La scelta del 25 Novembre non è stata casuale, ma fu adottata in memoria di Patria, Minerva e Maria Teresa Mirabal, tre sorelle uccise nel 1960 dal regime del dittatore della Repubblica Dominicana Trujillo.
Le sorelle Mirabal erano donne colte che insieme ai loro mariti diedero vita al “movimento 14 giugno”, un gruppo politico di opposizione clandestina i cui membri venivano perseguitati e incarcerati. Le “Mariposas”, come si facevano chiamare le sorelle all’interno del movimento, furono catturate e incarcerate insieme ai loro mariti, per poi essere liberate a seguito di pressioni internazionali. Il 25 Novembre, mentre Patria, Minerva e Maria Teresa andavano a visitare i loro mariti nella prigione di Puerto Plata, l’auto sulla quale viaggiavano fu fermata dal Servizio di Intelligence Militare, le sorelle furono fatte scendere e, condotte in una piantagione di canna da zucchero, uccise a bastonate. In seguito, i cadaveri furono rimessi in macchina per simulare un incidente.
Anni dopo, il 25 novembre del 1980, si tenne a Bogotà il primo Incontro Femminista Internazionale, durante il quale si commemorarono le tre donne uccise a causa delle loro opinioni politiche e del loro modo di esercitare la dissidenza. Da quel primo incontro, molti altri Paesi si sono uniti nella commemorazione di questo giorno, come simbolo di denuncia dei maltrattamenti e dei soprusi fisici e psicologici a cui sono sottoposte le donne.

L’omicidio delle sorelle Mirabal, che ha portato alla caduta del regime di Trujillo nel 1962, ha innescato una serie di proteste che si inseriscono all’interno dei movimenti di liberazione e rivendicazione sociale che hanno attraversato tutti gli anni 60, e che hanno portato all’acquisizione di nuove consapevolezze e diritti sociali. Le rivendicazioni delle minoranze acquistano sempre più spazio pubblico, in un contesto in cui i singoli casi vengono portati a esempio e punto di partenza per aprire un cambiamento negli usi e costumi della società.

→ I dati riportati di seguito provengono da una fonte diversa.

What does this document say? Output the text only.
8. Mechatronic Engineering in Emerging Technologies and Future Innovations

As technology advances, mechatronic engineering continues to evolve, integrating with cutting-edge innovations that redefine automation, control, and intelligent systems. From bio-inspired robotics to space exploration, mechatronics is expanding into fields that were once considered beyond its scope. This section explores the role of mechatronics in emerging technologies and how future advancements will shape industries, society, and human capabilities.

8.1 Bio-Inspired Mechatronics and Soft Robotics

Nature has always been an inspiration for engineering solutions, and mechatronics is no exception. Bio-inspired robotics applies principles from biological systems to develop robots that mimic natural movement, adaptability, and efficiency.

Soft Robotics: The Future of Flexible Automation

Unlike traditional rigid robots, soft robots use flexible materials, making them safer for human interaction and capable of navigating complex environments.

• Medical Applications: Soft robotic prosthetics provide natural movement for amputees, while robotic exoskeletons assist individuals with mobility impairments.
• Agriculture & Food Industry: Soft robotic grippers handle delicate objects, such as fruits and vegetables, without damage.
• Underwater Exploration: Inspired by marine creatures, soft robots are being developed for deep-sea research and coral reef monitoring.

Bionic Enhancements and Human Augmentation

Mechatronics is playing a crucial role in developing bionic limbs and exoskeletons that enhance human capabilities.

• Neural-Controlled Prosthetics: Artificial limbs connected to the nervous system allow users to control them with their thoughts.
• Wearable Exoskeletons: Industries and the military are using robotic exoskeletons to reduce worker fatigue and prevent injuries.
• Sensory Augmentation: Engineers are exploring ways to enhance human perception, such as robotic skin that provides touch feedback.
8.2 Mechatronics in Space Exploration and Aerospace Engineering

In Italia, fu la vicenda di Franca Viola a segnare un cambiamento decisivo nel costume e nella concezione della violenza di genere. Franca Viola era una giovane siciliana diciassettenne che nel 1965, all’età di 17 anni venne sequestrata e violentata per più giorni dall’ex fidanzato Filippo Melodia, il quale probabilmente contava anche sulla clausola del matrimonio riparatore per sposarla. Viola però, con l’appoggio della famiglia, non accettò il matrimonio e denunciò il suo aggressore per sequestro di persona. Questa presa di posizione è stata rivoluzionaria, specialmente se si considera che secondo la morale del tempo, una ragazza protagonista di una simile vicenda avrebbe dovuto sposare il suo stupratore per salvare il proprio onore e quello familiare. Nonostante i tentativi della difesa di screditare la ragazza, Melodia e i suoi complici furono condannati per sequestro di persona.

Questa vicenda ha fatto da apripista al dibattito sulla violenza di genere in Italia, costituendo il precedente su cui costruire le successive rivendicazioni dei movimenti femministi e il cambiamento di mentalità nella percezione dello stupro. Ma nonostante il dibattito aperto, bisognerà aspettare molto tempo perché le rivendicazioni delle donne sulla violenza di genere vengano sostenute da strumenti legislativi: solo nel 1981 vengono abrogati il delitto d’onore e il matrimonio riparatore, e solo nel 1996, dopo vent’anni di iter legislativo, lo stupro passa dall’essere un reato contro la morale a un reato contro la persona.

Se collochiamo questi eventi su un continuum temporale, è abbastanza evidente come si tratti di cambiamenti “giovani”, e concentrati in un periodo temporale relativamente breve, se rapportati ai secoli di storia che ci precedono. Questa finestra temporale ristretta e così vicina al tempo presente, durante la quale sono stati fatti passi avanti dal punto di vista legislativo, non è stata sufficiente a colmare i segni profondi che il sistema culturale patriarcale ha lasciato nella struttura sociale.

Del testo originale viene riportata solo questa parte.